Gross margin on billable caregiver hours is typically 35–45% (revenue minus caregiver wages, payroll taxes, and workers' comp). After subtracting royalty (5–7%), brand fund (1–3%), local marketing, technology, insurance, and office overhead, owner net profit is usually 8–15% of revenue, with another 5–10% added back as the owner's discretionary cash flow.
Tier A estimates (computed from disclosed individual location revenues or distribution bands) are highly accurate for the brand's reported population. Tier B estimates (modeled from disclosed median plus average) are good directional comparisons but assume a lognormal revenue shape standard for franchise data. Where Item 19 data is missing or thin, we mark the row "insufficient data" rather than guess. Margin assumptions are an industry benchmark, not a guarantee — your actual results will vary based on local market, recruiting, and execution.

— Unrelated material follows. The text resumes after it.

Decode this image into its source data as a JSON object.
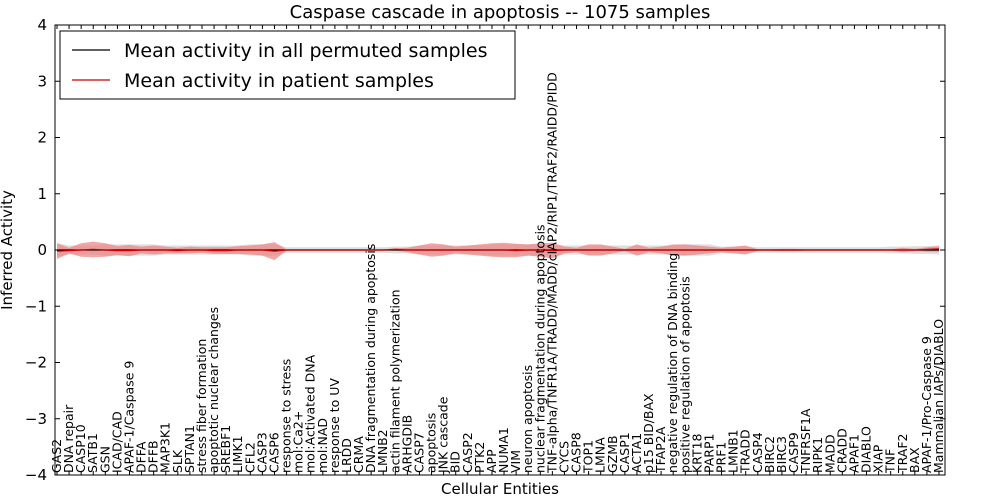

Drill into FDD details, fee stack, growth history, and revenue distribution for the brands tracked above.
Revenue source: Gross revenue or net billings from FDD Item 19 disclosures. Where individual location data is available, we use the actual distribution. Otherwise, we use disclosed averages and medians.
Profit estimation: Owner take-home (ODCF) = revenue × net margin + owner salary. Non-medical home care: 10% net margin. Senior placement: 25%. Where a full P&L is disclosed (e.g., CarePatrol), we use the disclosed ODCF directly.
Probability estimation: For franchises with full revenue distributions (e.g., Visiting Angels, 539 outlets), probabilities are computed by applying margin assumptions to each revenue band. For others, probabilities are approximated from the median ODCF and system characteristics.
Limitations: Most franchises disclose revenue only, not profit. Margin estimates use industry benchmarks which may not reflect individual franchisee operations. Past performance does not guarantee future results.